On 10/10/06, Craig L Russell <[EMAIL PROTECTED] > wrote:
I'd like to propose a solution to a problem that we have with usability in
the web tier. When using a servlet, each method that needs access to a PersistenceManager needs to figure out where the current PersistenceManager is, and if it is even active. There are many ways around this issue, but they are not general. Among the workarounds are putting the active PersistenceManager into the servlet context as a request or session attribute, passing the PersistenceManager explicitly as a parameter, and putting the PersistenceManager into a ThreadLocal field. Of these workarounds, the one with the most appeal is the ThreadLocal solution. So I'd like to propose that we formalize this by adding a method to return a thread-safe PersistenceManager proxy associated with a PersistenceManagerFactory that can be implemented as a singleton, stored in a component's static field, and that dynamically binds to the PersistenceManager that is currently active on the thread.
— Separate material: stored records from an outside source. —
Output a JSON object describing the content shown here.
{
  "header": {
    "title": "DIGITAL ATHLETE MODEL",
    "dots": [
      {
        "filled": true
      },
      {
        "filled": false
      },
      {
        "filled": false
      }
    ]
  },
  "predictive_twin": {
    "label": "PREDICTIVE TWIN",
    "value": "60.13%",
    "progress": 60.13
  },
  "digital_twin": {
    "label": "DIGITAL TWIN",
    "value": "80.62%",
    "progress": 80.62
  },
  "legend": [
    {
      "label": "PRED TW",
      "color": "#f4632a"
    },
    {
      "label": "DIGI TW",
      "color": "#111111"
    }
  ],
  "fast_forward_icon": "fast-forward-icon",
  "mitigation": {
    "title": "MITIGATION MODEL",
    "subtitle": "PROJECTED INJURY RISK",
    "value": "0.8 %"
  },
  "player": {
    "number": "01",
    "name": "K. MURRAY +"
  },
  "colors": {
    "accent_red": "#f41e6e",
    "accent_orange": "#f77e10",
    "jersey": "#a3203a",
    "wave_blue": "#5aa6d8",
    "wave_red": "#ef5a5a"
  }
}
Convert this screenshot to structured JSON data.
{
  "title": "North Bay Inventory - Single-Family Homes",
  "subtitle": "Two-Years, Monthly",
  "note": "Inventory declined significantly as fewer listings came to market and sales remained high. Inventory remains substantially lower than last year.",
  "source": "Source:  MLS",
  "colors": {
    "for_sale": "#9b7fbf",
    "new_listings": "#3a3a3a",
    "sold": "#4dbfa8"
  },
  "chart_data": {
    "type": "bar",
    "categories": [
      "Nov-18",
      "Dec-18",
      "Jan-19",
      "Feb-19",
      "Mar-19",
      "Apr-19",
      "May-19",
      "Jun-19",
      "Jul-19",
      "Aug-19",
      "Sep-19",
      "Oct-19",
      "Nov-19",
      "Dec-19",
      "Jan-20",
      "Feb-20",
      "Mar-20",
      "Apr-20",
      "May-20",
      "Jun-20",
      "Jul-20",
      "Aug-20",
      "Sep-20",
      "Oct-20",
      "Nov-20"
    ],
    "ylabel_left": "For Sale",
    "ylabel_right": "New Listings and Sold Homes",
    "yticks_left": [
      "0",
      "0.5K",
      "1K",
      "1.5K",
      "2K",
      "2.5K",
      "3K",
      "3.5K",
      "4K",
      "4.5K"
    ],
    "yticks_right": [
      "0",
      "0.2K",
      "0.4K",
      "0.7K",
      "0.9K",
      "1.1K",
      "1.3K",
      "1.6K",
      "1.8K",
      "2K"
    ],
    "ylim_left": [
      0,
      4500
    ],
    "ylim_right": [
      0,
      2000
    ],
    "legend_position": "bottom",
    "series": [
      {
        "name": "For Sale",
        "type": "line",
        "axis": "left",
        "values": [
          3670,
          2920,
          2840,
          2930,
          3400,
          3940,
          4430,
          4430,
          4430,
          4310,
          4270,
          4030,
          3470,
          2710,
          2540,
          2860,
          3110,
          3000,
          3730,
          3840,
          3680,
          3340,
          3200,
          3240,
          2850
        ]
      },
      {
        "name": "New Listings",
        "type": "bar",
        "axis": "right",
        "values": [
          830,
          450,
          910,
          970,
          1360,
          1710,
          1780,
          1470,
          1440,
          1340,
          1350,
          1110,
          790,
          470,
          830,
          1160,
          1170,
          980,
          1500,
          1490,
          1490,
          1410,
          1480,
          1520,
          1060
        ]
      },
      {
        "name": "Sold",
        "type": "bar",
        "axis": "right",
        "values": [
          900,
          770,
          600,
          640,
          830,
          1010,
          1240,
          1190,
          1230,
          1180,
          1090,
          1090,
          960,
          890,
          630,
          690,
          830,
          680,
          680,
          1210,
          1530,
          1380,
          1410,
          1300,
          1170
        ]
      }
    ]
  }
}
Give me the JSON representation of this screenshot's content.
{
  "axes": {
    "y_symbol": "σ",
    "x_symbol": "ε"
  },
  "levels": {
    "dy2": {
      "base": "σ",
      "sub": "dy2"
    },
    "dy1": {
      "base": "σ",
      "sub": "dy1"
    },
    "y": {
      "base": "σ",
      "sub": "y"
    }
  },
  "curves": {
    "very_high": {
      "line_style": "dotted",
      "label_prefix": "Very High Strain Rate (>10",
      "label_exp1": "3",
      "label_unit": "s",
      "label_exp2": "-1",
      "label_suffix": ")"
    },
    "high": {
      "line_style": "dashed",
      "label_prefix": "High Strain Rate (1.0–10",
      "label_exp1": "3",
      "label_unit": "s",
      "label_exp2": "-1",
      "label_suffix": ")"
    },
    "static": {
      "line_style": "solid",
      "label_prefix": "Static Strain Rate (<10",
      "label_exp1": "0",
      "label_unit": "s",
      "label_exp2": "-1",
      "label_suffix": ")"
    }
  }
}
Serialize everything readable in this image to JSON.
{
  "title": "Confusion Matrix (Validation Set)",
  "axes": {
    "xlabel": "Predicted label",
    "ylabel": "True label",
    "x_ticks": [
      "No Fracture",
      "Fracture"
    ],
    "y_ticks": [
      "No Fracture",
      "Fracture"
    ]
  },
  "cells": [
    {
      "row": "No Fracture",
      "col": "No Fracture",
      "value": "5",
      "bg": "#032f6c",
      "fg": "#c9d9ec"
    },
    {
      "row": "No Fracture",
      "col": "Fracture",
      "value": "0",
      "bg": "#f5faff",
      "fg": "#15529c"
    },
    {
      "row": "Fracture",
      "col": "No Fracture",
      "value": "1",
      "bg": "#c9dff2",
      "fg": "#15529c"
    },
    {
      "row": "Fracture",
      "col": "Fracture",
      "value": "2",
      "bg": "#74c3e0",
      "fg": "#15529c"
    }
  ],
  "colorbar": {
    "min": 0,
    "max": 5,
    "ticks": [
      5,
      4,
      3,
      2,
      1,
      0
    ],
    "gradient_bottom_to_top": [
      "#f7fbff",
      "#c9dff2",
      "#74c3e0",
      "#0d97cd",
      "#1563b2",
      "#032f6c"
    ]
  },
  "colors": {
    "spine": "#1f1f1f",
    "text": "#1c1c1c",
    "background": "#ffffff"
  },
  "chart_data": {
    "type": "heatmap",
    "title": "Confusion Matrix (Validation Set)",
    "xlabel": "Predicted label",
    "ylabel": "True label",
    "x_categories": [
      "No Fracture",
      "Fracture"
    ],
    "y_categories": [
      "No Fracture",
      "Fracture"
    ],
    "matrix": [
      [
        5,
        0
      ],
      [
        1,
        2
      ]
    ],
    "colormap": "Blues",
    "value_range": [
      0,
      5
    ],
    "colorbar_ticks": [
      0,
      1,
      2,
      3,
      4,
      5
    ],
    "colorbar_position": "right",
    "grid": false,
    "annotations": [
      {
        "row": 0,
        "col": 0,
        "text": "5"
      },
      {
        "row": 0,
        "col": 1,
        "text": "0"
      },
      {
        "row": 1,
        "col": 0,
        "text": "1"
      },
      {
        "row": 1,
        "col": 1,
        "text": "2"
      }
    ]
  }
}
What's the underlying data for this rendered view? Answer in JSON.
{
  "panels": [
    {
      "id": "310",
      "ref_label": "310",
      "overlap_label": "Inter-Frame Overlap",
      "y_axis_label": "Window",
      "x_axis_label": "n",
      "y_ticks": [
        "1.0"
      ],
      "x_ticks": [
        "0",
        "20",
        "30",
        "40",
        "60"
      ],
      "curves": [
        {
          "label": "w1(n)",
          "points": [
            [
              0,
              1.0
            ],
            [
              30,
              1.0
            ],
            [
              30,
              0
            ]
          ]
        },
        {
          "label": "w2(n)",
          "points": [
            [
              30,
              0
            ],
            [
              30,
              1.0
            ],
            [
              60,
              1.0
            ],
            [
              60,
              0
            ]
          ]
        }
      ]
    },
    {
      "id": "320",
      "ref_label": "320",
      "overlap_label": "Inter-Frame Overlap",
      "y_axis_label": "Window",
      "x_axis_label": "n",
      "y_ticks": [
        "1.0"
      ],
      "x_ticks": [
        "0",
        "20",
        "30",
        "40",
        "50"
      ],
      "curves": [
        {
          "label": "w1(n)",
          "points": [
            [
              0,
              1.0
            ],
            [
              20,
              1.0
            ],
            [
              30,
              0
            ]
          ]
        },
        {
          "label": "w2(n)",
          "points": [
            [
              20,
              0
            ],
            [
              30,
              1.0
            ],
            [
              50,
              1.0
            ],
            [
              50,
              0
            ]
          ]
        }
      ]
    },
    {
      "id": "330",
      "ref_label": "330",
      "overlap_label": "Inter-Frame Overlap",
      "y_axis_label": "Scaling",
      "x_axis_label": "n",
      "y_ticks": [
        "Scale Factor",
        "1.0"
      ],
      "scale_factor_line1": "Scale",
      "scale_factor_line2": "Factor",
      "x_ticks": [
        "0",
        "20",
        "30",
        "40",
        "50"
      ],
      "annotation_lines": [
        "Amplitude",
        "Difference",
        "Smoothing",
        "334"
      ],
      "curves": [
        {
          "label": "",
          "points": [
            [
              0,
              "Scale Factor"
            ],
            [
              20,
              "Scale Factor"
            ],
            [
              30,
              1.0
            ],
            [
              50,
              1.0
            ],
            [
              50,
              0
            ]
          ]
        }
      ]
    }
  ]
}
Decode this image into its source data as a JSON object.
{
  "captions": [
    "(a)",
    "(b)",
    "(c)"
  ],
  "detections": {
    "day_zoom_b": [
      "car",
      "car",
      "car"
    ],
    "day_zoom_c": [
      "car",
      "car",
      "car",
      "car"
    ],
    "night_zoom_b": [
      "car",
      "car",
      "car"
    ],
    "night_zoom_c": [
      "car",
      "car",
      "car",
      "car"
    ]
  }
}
One issue that I can see with this is that servlet engines are nowhere forced to use thread-per-request designs (unless that is something new in JavaEE 5). While this design is admittedly common, its days are few. Take a quick look at Greg Wilkins' writeup of Jetty 6's support for 'continuations' - http://docs.codehaus.org/display/JETTY/Continuations - to get a feel for where application servers are headed, especially as so-called 'AJAX' becomes more common (and super-threaded CPU's rush to the scene). The correct approach to acquiring a PM in web-components is to associate it with the HttpServletRequest object. This can be done easily in the ServletRequestListener.requestInitialised() method as follows: public class PMManager implements ServletRequestListener { public void requestInitialized(ServletRequestEvent e) { e.getRequest().setAttribute(PM_ATTR, getFreshPm()); } public void requestDestroyed(ServletRequestEvent e) { PersistenceManager pm = acquire(e.getRequest()); // close it, etc. } public static PersistenceManager acquire(HttpServletRequest req) { return req.getAtrribute(PM_ATTR); } } ... notice how web-component code can simply: PMManager.acquire(req); to get the PM. That isn't to say that acquiring a thread-local PM proxy might not be a useful feature. I just wouldn't push it as a best-practice in web-applications. IMHO, David Bullock.